Filters and breathers on wind-turbine gearboxes must work under conditions found in no other industrial setting. Gearbox oil, for instance, undergoes large viscosity changes due to a wide temperature span and operating conditions. And then there is potential for a high water content in the oil from humidity and condensation. “Most current maintenance practices are OEM specified, but as units come out of warranty, their owners are driving for more industry standards and specs,” says HYDAC Technology Corporation’s Meagan Santos. The sales engineer made these comments during the recent WindTech 2012 event in Sweetwater, Texas, and provides them as guidelines for O&M techs and system designers regarding care and maintenance of this lubrication equipment.
For instance, Santos says that gearbox breathers are a first line of defense against airborne contaminants. “The devices let the gearbox take in air as it cools while filtering water vapor and solid contaminants before they enter the fluid system. When gearboxes warm up, breathers should let air escape while keeping oil mist and splash inside.” When a breather blocks up, the pressure differentials in a warming gearbox can push oil out its labyrinth seals and onto nacelle floors.

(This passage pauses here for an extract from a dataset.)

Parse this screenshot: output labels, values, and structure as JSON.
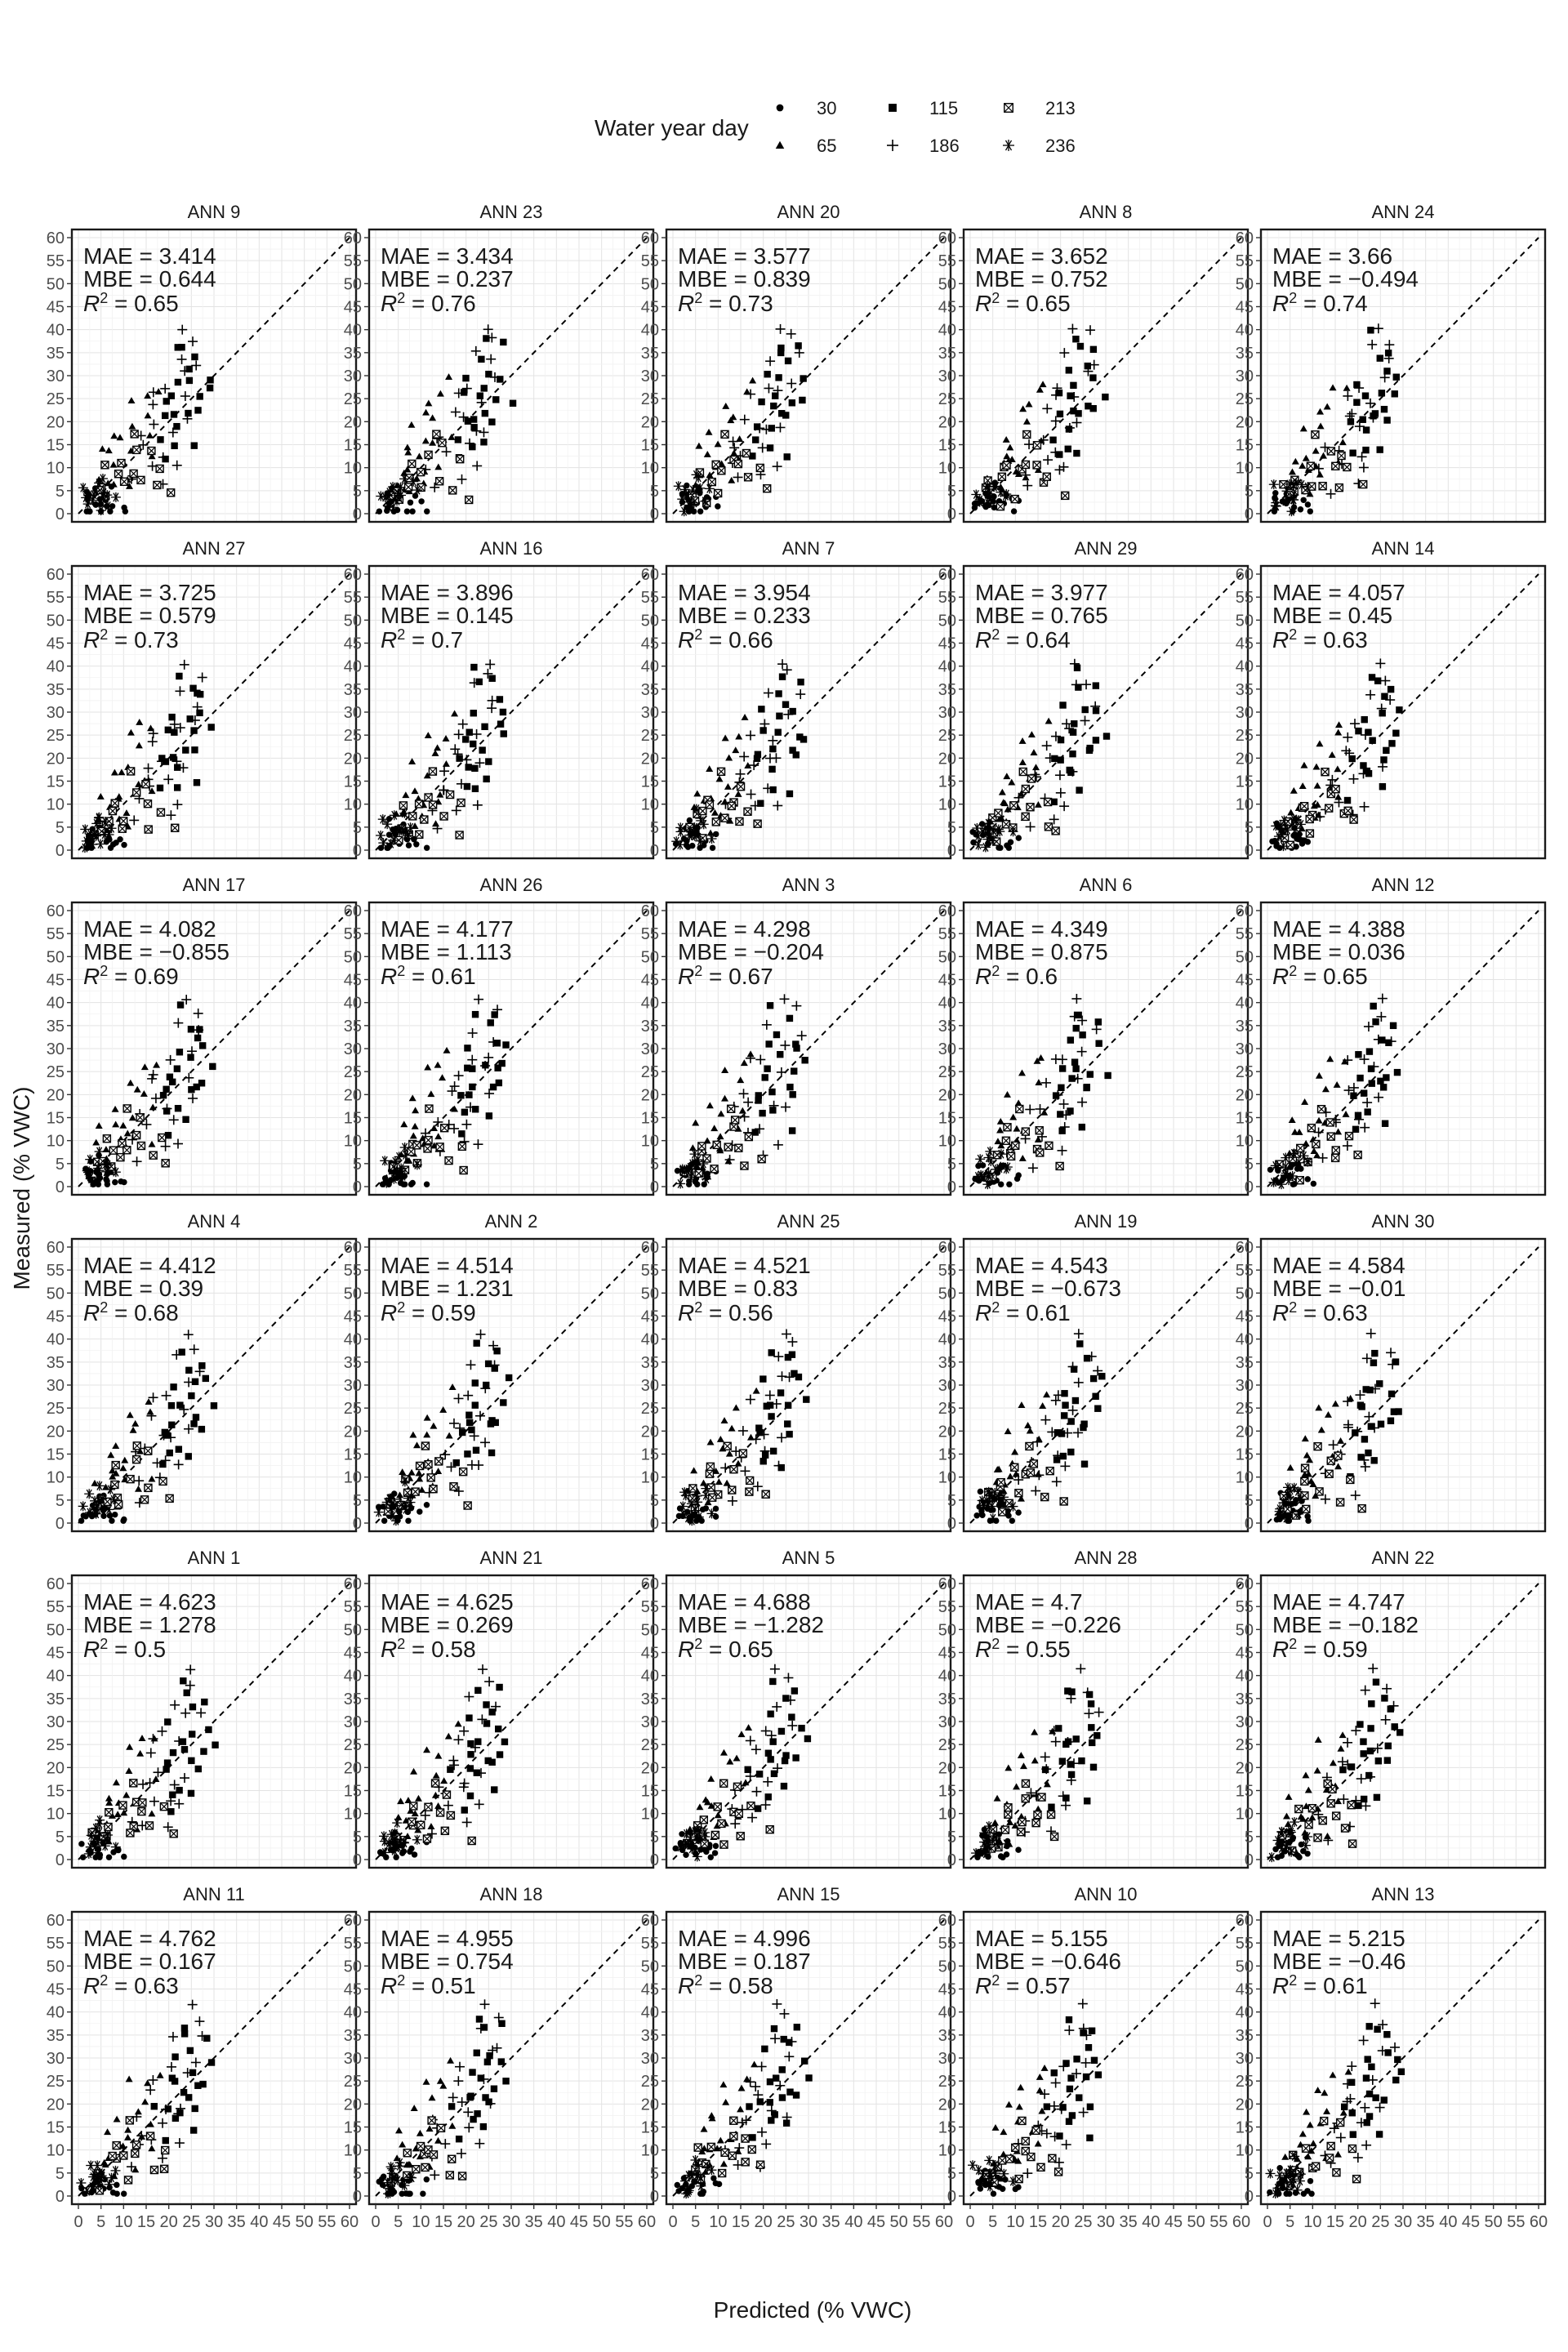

Filters, of course, remove particulate matter from the lubricating oil, to a degree. “On a two-stage filter from our company, for example, the first stage removes debris 10 µm and larger while the second catches particles 50 µm and larger. On cold startups when the oil is thick and slow to move, a valve lets the oil bypass the 10 µm filter. Generally, the flow rate and oil temperature, often 10 to 30°C, governs when the bypass valve begins closing for finer filtering.” The springs on bypass valves vary but a common setting is for about 4 bar (about 59 psi). The main filter, the outer portion with the pass protection, handles the bulk of the oil flow.
Santos points out that the pump motor on the oil line often has two speeds. It runs at low speed till the oil temperature reaches about 30 to 35°C and then increases to high speed. OEMs often adjust the switchover conditions. “On occasion, someone may decide that the oil should run cooler, so they switch the pump speed to the higher setting. But what that can do is increase the pressure and bypass the 10 µm filter when oil should be going through it. That is not good.”

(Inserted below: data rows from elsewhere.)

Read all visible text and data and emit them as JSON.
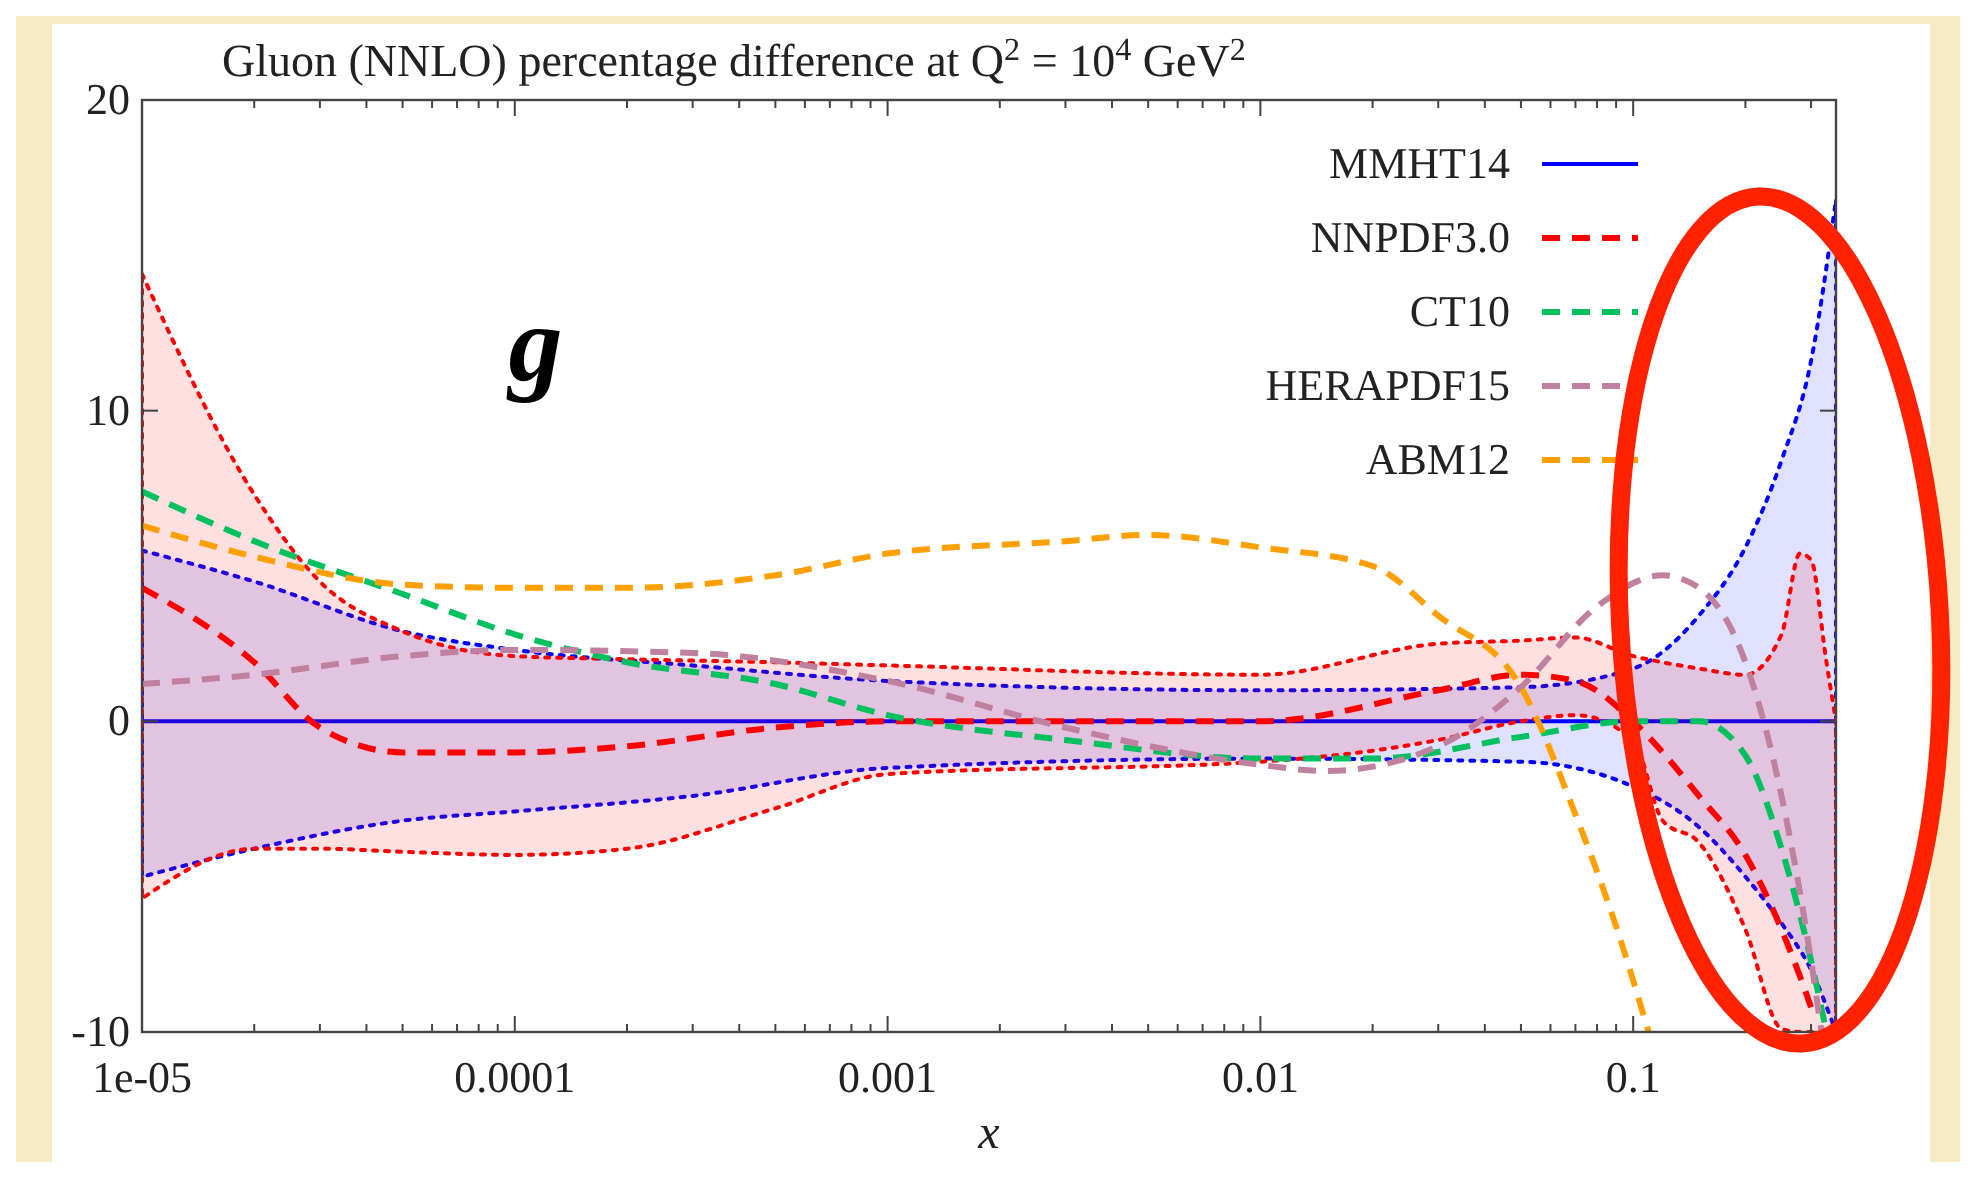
{
  "chart_data": {
    "type": "line",
    "title": "Gluon (NNLO) percentage difference at Q$^{2}$ = 10$^{4}$ GeV$^{2}$",
    "xlabel": "x",
    "log": "x",
    "xlim": [
      1e-05,
      0.35
    ],
    "ylim": [
      -10,
      20
    ],
    "xticks": [
      {
        "value": 1e-05,
        "label": "1e-05"
      },
      {
        "value": 2e-05,
        "label": null
      },
      {
        "value": 3e-05,
        "label": null
      },
      {
        "value": 4e-05,
        "label": null
      },
      {
        "value": 5e-05,
        "label": null
      },
      {
        "value": 6e-05,
        "label": null
      },
      {
        "value": 7e-05,
        "label": null
      },
      {
        "value": 8e-05,
        "label": null
      },
      {
        "value": 9e-05,
        "label": null
      },
      {
        "value": 0.0001,
        "label": "0.0001"
      },
      {
        "value": 0.0002,
        "label": null
      },
      {
        "value": 0.0003,
        "label": null
      },
      {
        "value": 0.0004,
        "label": null
      },
      {
        "value": 0.0005,
        "label": null
      },
      {
        "value": 0.0006,
        "label": null
      },
      {
        "value": 0.0007,
        "label": null
      },
      {
        "value": 0.0008,
        "label": null
      },
      {
        "value": 0.0009,
        "label": null
      },
      {
        "value": 0.001,
        "label": "0.001"
      },
      {
        "value": 0.002,
        "label": null
      },
      {
        "value": 0.003,
        "label": null
      },
      {
        "value": 0.004,
        "label": null
      },
      {
        "value": 0.005,
        "label": null
      },
      {
        "value": 0.006,
        "label": null
      },
      {
        "value": 0.007,
        "label": null
      },
      {
        "value": 0.008,
        "label": null
      },
      {
        "value": 0.009,
        "label": null
      },
      {
        "value": 0.01,
        "label": "0.01"
      },
      {
        "value": 0.02,
        "label": null
      },
      {
        "value": 0.03,
        "label": null
      },
      {
        "value": 0.04,
        "label": null
      },
      {
        "value": 0.05,
        "label": null
      },
      {
        "value": 0.06,
        "label": null
      },
      {
        "value": 0.07,
        "label": null
      },
      {
        "value": 0.08,
        "label": null
      },
      {
        "value": 0.09,
        "label": null
      },
      {
        "value": 0.1,
        "label": "0.1"
      },
      {
        "value": 0.2,
        "label": null
      },
      {
        "value": 0.3,
        "label": null
      }
    ],
    "yticks": [
      -10,
      0,
      10,
      20
    ],
    "grid": false,
    "legend": "top right",
    "annotations": [
      "g"
    ],
    "series": [
      {
        "name": "MMHT14",
        "color": "#0000ff",
        "line_style": "solid",
        "x": [
          1e-05,
          2e-05,
          5e-05,
          0.0001,
          0.0003,
          0.001,
          0.01,
          0.05,
          0.1,
          0.15,
          0.2,
          0.25,
          0.3,
          0.35
        ],
        "values": [
          0,
          0,
          0,
          0,
          0,
          0,
          0,
          0,
          0,
          0,
          0,
          0,
          0,
          0
        ],
        "lower": [
          -5.0,
          -4.1,
          -3.2,
          -2.9,
          -2.4,
          -1.5,
          -1.2,
          -1.3,
          -2.1,
          -3.4,
          -5.0,
          -6.5,
          -8.0,
          -10.0
        ],
        "upper": [
          5.5,
          4.5,
          2.9,
          2.3,
          1.8,
          1.3,
          1.0,
          1.1,
          1.7,
          3.4,
          5.6,
          8.4,
          11.6,
          16.8
        ]
      },
      {
        "name": "NNPDF3.0",
        "color": "#ff0000",
        "line_style": "dashed",
        "x": [
          1e-05,
          2e-05,
          3e-05,
          5e-05,
          0.0001,
          0.0002,
          0.0005,
          0.001,
          0.01,
          0.03,
          0.05,
          0.07,
          0.1,
          0.12,
          0.15,
          0.2,
          0.25,
          0.28,
          0.3,
          0.33,
          0.35
        ],
        "values": [
          4.3,
          1.9,
          -0.2,
          -1.0,
          -1.0,
          -0.8,
          -0.2,
          0,
          0,
          1.0,
          1.5,
          1.3,
          0,
          -1.0,
          -2.4,
          -4.3,
          -6.7,
          -8.2,
          -9.2,
          null,
          null
        ],
        "upper": [
          14.4,
          7.3,
          4.5,
          2.9,
          2.1,
          2.0,
          1.9,
          1.8,
          1.5,
          2.5,
          2.6,
          2.7,
          2.1,
          1.9,
          1.7,
          1.5,
          2.8,
          5.4,
          5.2,
          1.9,
          0
        ],
        "lower": [
          -5.7,
          -4.1,
          -4.1,
          -4.2,
          -4.3,
          -4.1,
          -2.8,
          -1.7,
          -1.3,
          -0.6,
          0,
          0.2,
          -0.6,
          -3.2,
          -3.9,
          -6.7,
          -9.9,
          -10,
          -10,
          -10,
          -10
        ]
      },
      {
        "name": "CT10",
        "color": "#00c060",
        "line_style": "dashed",
        "x": [
          1e-05,
          2e-05,
          5e-05,
          0.0001,
          0.0002,
          0.0005,
          0.001,
          0.003,
          0.01,
          0.02,
          0.05,
          0.1,
          0.15,
          0.2,
          0.25,
          0.3,
          0.33
        ],
        "values": [
          7.4,
          5.8,
          4.1,
          2.8,
          1.9,
          1.2,
          0.2,
          -0.6,
          -1.2,
          -1.2,
          -0.5,
          0,
          0,
          -1.1,
          -4.1,
          -7.7,
          -10
        ]
      },
      {
        "name": "HERAPDF15",
        "color": "#c080a0",
        "line_style": "dashed",
        "x": [
          1e-05,
          2e-05,
          5e-05,
          0.0001,
          0.0003,
          0.001,
          0.003,
          0.01,
          0.015,
          0.03,
          0.05,
          0.08,
          0.12,
          0.15,
          0.2,
          0.25,
          0.3,
          0.32
        ],
        "values": [
          1.2,
          1.5,
          2.1,
          2.3,
          2.2,
          1.3,
          -0.2,
          -1.4,
          -1.6,
          -0.8,
          1.1,
          3.7,
          4.7,
          4.3,
          1.9,
          -2.4,
          -7.7,
          -10
        ]
      },
      {
        "name": "ABM12",
        "color": "#ffa000",
        "line_style": "dashed",
        "x": [
          1e-05,
          2e-05,
          5e-05,
          0.0001,
          0.0002,
          0.0005,
          0.001,
          0.003,
          0.005,
          0.01,
          0.02,
          0.03,
          0.05,
          0.07,
          0.09,
          0.11
        ],
        "values": [
          6.3,
          5.3,
          4.4,
          4.3,
          4.3,
          4.7,
          5.4,
          5.8,
          6.0,
          5.6,
          5.0,
          3.4,
          1.1,
          -3.0,
          -6.6,
          -10
        ]
      }
    ]
  }
}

Most gearboxes include a cooling circuit that typically passes oil through an air-to-oil heat exchanger. “There is always oil in the heat exchanger, even during cold ambient conditions we want some oil passing through the cooler to prevent freezing. This is similar to leaving a faucet dripping in freezing weather. In our example system, normal oil flow is to both the gearbox lube system and the cooler, starting at 45°C, the thermal valve begins to shut off flow to the gearbox, forcing oil flow through the cooler before proceeding to the gearbox lube system.”
Before topping off a gearbox, says Santos, make sure it needs oil. The standard recommended oil level is half way between min and max in the sight glass. So wait about 30 min after shutdown before reading the oil level. It takes time for the oil to settle and pour out of the cooler. It has small passages for oil and passages for air. “You can’t see through it because it’s a convoluted path to generate turbulence and good heat transfer. So it takes a long time for oil to drain out,” she says.
On occasion, the wind tech should remove about 100 to 120 ml of oil from the gearbox for laboratory analysis. A report will come back with a variety of information, one being the amount of particulate in the oil. An ISO code provides a count for three particulate levels: those larger than 4 µm across, larger than 6 µm, and larger than 14 µm. For example, consider a count on a report of 22/18/13. The accompanying table quantifies each value. (AGMA does not quantify this first value in the three, hence the dashes in their figures.) For the example, the 22 means the oil sample held between 2 million and 4 million particles greater than 4 µm across. A complete analysis report also details the chemicals in the oil sample. Companies can request a particular cleanliness level in delivered new oil.
When changing filters, says Santos, you won’t need a big wrench to complete the job. “Just hand tighten the filter-housing lid until it is snug and then back off ¼ turn,” she adds. Some O&M teams do change its O-ring as a matter of course. But there is a tendency to tighten the filter-housing lid as much as possible and that can damage the O-ring.
Water may be a problem and can be removed with temporary offline filters. Santos also cautions that there are small filters and breathers in the brake and hydraulic systems that are often overlooked. Those should be changed on OEM requirements. WPE
A few maintenance strategies
Although there are more, HYDAC’s Meagan Santos suggests these gearbox maintenance strategies.
• Don’t underestimate the importance of breathers
• Take a proper oil sample of 50 to 100 ml. Labs can provide guidance.
• Use wind-energy specific oil analysis labs and make sure they know the sample comes from a wind turbine. Otherwise, they treat it differently.
• When the lab returns a report, take action guided by the oil’s condition.
• Maintain the correct oil level in the gearbox and hydraulic power unit.
• Follow proper filter changing procedures.